The truth is that the generosity of program benefits has grown far faster than inflation or wages since 2007. A paper published by the National Bureau of Economic Research found that between 2007 and 2009 the value of means-tested benefits available to the average non-elderly unemployed worker grew from $10,000 to $15,000—more people and higher benefits.
As more people become eligible for increasingly generous benefits, the ‘penalty’ for working—if underemployed—increases. This is especially true for workers who qualify for multiple means-tested programs. The CBO found that households with incomes just above the poverty line—or between $23,000 and $29,000 for a family of four in 2012—can experience a disincentive to work that is like a tax rate of up to 60 percent. That is, for every dollar in additional earnings through work, the households stand to lose a total of 60 cents to both taxes and lost federal benefits. With a high penalty to earning more by working, many low-income people choose either not to work or, as CBO finds, ‘put in fewer hours or be less productive.’
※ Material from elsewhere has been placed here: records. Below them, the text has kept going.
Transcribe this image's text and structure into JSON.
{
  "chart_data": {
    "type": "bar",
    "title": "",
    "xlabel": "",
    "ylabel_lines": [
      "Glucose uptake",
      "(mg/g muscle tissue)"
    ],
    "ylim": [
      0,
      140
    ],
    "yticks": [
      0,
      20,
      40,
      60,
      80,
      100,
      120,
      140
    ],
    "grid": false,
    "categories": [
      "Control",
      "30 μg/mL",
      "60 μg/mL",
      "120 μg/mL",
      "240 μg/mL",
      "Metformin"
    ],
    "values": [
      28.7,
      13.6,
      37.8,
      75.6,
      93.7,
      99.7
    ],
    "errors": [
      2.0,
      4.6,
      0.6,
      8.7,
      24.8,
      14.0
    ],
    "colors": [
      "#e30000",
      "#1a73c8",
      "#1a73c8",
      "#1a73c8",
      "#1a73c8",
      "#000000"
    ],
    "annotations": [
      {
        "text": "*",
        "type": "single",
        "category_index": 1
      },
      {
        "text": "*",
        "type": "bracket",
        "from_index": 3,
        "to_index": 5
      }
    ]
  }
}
In my view, the key to stronger economic growth starts with removing burdens we impose on work, savings, and investment. In accomplishing that task, the tax code needs to be clearly in our sights.
The economic effect of increased taxes is one of the most widely understood effects in the economic literature. Increases in marginal tax rates discourage work, savings, and investment. Taxes are only effective and efficient if the government can better spend and allocate resources than individuals and the market. Money does not sit under someone’s mattress but is instead spent or saved, so the taxes, again, remove money from the economy.
Rather than increasing tax rates, we should take a lesson from the tax rate reductions of the 1920’s, 1960’s, and 1980’s. These rate reductions led to an increase in employment, higher returns for stocks, increased investment growth, and have generally promoted higher economic growth. The reduction in taxes on income encourages people to work more because they can keep more of their pay. Reduction in capital gains taxes increases future consumption because investors receive a higher rate of return.
Finally, I don’t want us to repeat the mistake made by some governments of increasing taxes when the real problem is excessive spending. Economists have shown that countries have been able to successfully reduce the debt while improving economic performance when the focus of the policy is on reducing government transfer spending. At the same time, tax increases can damage the chance for success. This is the critical choice we are facing and we have honestly reviewed it.
Madam Chairman, let’s be sure we adjust our leading public policies in a way that reduces the burden of and makes our government leaner and more productive while demanding less from the fragile public sector. Thank you for this hearing, and I look forward to participating.”